Elastic Net is our best model, and we will be fitting it to the
training and testing data.
# Fitting to the training data
best_en_train <- select_best(en_tune, metric = 'rmse')
en_final_workflow_train <- finalize_workflow(en_workflow, best_en_train)
en_final_fit_train <- fit(en_final_workflow_train, data = ames_train)
# Creating the predicted vs. actual value tibble
ames_tibble <- predict(en_final_fit_train, new_data = ames_test %>% select(-sale_price))
ames_tibble <- bind_cols(ames_tibble, ames_test %>% select(sale_price))
ames_tibble %>%
ggplot(aes(x = 10^.pred, y = 10^sale_price)) +
geom_point(alpha = 0.4) +
geom_abline(lty = 2) +
theme_grey() +
coord_obs_pred() +
labs(title = "Predicted Values vs. Actual Values")

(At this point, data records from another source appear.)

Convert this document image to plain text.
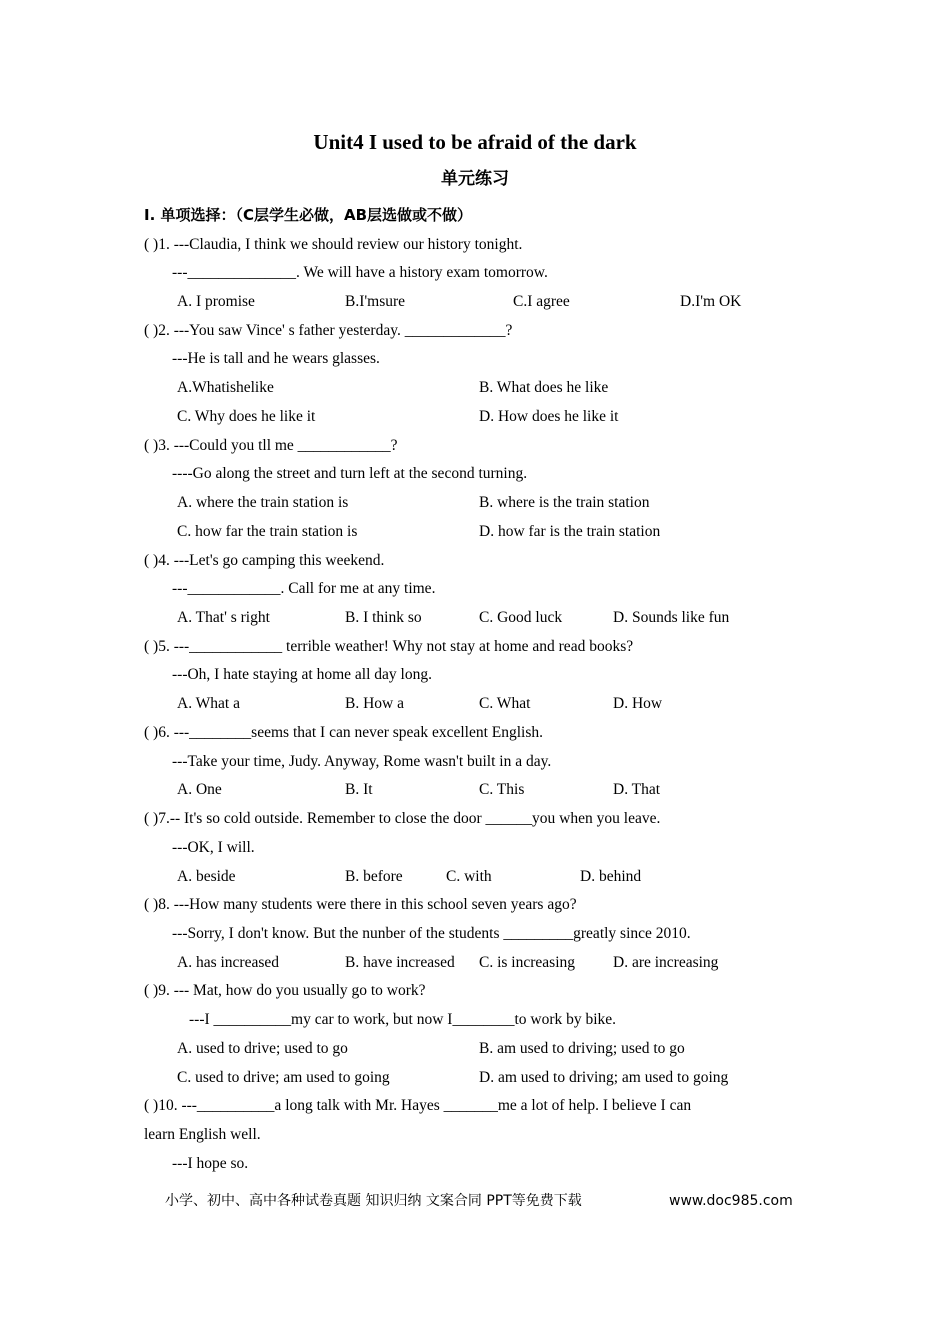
Unit4 I used to be afraid of the dark
单元练习
I. 单项选择：（C层学生必做，AB层选做或不做）
( )1. ---Claudia, I think we should review our history tonight.
---______________. We will have a history exam tomorrow.
A. I promise	B.I'msure	C.I agree	D.I'm OK
( )2. ---You saw Vince' s father yesterday. _____________?
---He is tall and he wears glasses.
A.Whatishelike	B. What does he like
C. Why does he like it	D. How does he like it
( )3. ---Could you tll me ____________?
----Go along the street and turn left at the second turning.
A. where the train station is	B. where is the train station
C. how far the train station is	D. how far is the train station
( )4. ---Let's go camping this weekend.
---____________. Call for me at any time.
A. That' s right	B. I think so	C. Good luck	D. Sounds like fun
( )5. ---____________ terrible weather! Why not stay at home and read books?
---Oh, I hate staying at home all day long.
A. What a	B. How a	C. What	D. How
( )6. ---________seems that I can never speak excellent English.
---Take your time, Judy. Anyway, Rome wasn't built in a day.
A. One	B. It	C. This	D. That
( )7.-- It's so cold outside. Remember to close the door ______you when you leave.
---OK, I will.
A. beside	B. before	C. with	D. behind
( )8. ---How many students were there in this school seven years ago?
---Sorry, I don't know. But the nunber of the students _________greatly since 2010.
A. has increased	B. have increased C. is increasing D. are increasing
( )9. --- Mat, how do you usually go to work?
---I __________my car to work, but now I________to work by bike.
A. used to drive; used to go	B. am used to driving; used to go
C. used to drive; am used to going	D. am used to driving; am used to going
( )10. ---__________a long talk with Mr. Hayes _______me a lot of help. I believe I can
learn English well.
---I hope so.
小学、初中、高中各种试卷真题 知识归纳 文案合同 PPT等免费下载	www.doc985.com
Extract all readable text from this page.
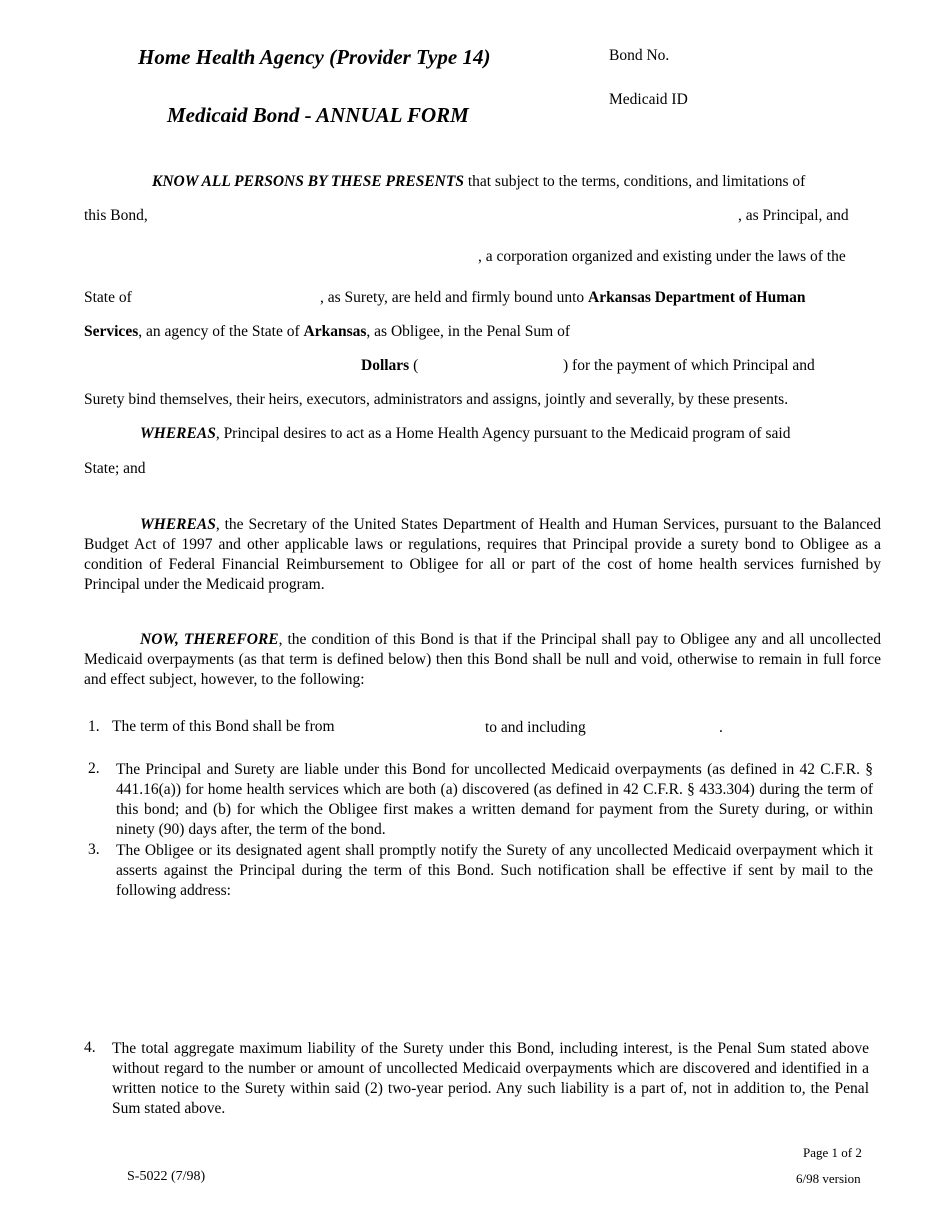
Home Health Agency (Provider Type 14)
Medicaid Bond - ANNUAL FORM
Bond No.
Medicaid ID
KNOW ALL PERSONS BY THESE PRESENTS that subject to the terms, conditions, and limitations of
this Bond,	, as Principal, and
, a corporation organized and existing under the laws of the
State of	, as Surety, are held and firmly bound unto Arkansas Department of Human
Services, an agency of the State of Arkansas, as Obligee, in the Penal Sum of
Dollars (	) for the payment of which Principal and
Surety bind themselves, their heirs, executors, administrators and assigns, jointly and severally, by these presents.
WHEREAS, Principal desires to act as a Home Health Agency pursuant to the Medicaid program of said
State; and
WHEREAS, the Secretary of the United States Department of Health and Human Services, pursuant to the Balanced Budget Act of 1997 and other applicable laws or regulations, requires that Principal provide a surety bond to Obligee as a condition of Federal Financial Reimbursement to Obligee for all or part of the cost of home health services furnished by Principal under the Medicaid program.
NOW, THEREFORE, the condition of this Bond is that if the Principal shall pay to Obligee any and all uncollected Medicaid overpayments (as that term is defined below) then this Bond shall be null and void, otherwise to remain in full force and effect subject, however, to the following:
1. The term of this Bond shall be from	to and including	.
2. The Principal and Surety are liable under this Bond for uncollected Medicaid overpayments (as defined in 42 C.F.R. § 441.16(a)) for home health services which are both (a) discovered (as defined in 42 C.F.R. § 433.304) during the term of this bond; and (b) for which the Obligee first makes a written demand for payment from the Surety during, or within ninety (90) days after, the term of the bond.
3. The Obligee or its designated agent shall promptly notify the Surety of any uncollected Medicaid overpayment which it asserts against the Principal during the term of this Bond. Such notification shall be effective if sent by mail to the following address:
4. The total aggregate maximum liability of the Surety under this Bond, including interest, is the Penal Sum stated above without regard to the number or amount of uncollected Medicaid overpayments which are discovered and identified in a written notice to the Surety within said (2) two-year period. Any such liability is a part of, not in addition to, the Penal Sum stated above.
Page 1 of 2
S-5022 (7/98)	6/98 version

Most points are on the line y=x, suggesting the elastic net regression
model did well in predicting the majority of slae prices in the testing
data. The few outliers on the top right corner show that the model
underestimates sale prices of more expensive houses. My explaination for
this is that there weren’t enough data on the high-end houses to train
the models on.
# make predictions for the testing data and take a look at its testing RMSE:
best_en_reg <- select_best(en_tune,metric = 'rmse')
final_en_model <- finalize_workflow(en_workflow, best_en_reg)
final_en_model <- fit(final_en_model, ames_train)
final_en_model_test <- augment(final_en_model, ames_test)
rmse(final_en_model_test, truth = sale_price, .pred)## # A tibble: 1 × 3
## .metric .estimator .estimate
## <chr> <chr> <dbl>
## 1 rmse standard 0.0590
A VIP plot further examines the important predictors.
This plot tells us that the two most useful predictors of sale price in
this elastic net model are gr_liv_area and overall_qual.
After modeling and analysis of the Ames Housing data set, the Elastic Net model emerged as the most effective in predicting house prices. This was anticipated since Elastic Net combines the strengths of both Ridge and Lasso regression, allowing it to handle multicollinearity efficiently while also performing feature selection. Despite its strengths, the model’s predictions, as indicated by the RMSE, suggest there’s room for improvement.
On the other end of the spectrum, the K-Nearest Neighbors (KNN) model performed the least effectively. The challenge with KNN, especially in a dataset like ours with numerous predictors, is the curse of dimensionality. As dimensions increase, data points tend to drift apart, making it harder for KNN to find close neighbors, thus affecting prediction accuracy.
As someone who has always been interested in the real estate market, this experience provided me a way to practice my machine learing techniques on prepared data. In the future, I want to go deeper into the data and possibly explore other variables not present in the current dataset that might impact house prices. For instance, understanding more about the neighborhood’s amenities, such as proximity to schools, parks, or public transport, could provide further insights. Another intriguing aspect to consider might be the historical significance of some houses or whether they’re located in a heritage precinct, as these factors can significantly influence price.
Nonetheless, a lingering thought could be around the decision to transform certain variables or the choice of polynomial terms for some predictors. Experimenting with different transformations or adding interactions could potentially enhance the model’s performance.
If I were to further this research, I would also be keen to compare the Ames housing dataset with housing data from other regions or cities. It would be captivating to discern if house pricing trends and influential factors remain consistent across different geographical locales.
All in all, this journey into predicting house prices with the Ames data set has been both challenging and enlightening. It’s been a rigorous exercise in refining machine learning skills and diving deep into data analysis. In particular, I became aware of the importance of avoiding train-test leakage and I see areas of improvement of my skills through this project. While the Elastic Net model may not be flawless, it’s rewarding to have developed a model that provides a reasonable understanding of the factors influencing model performances.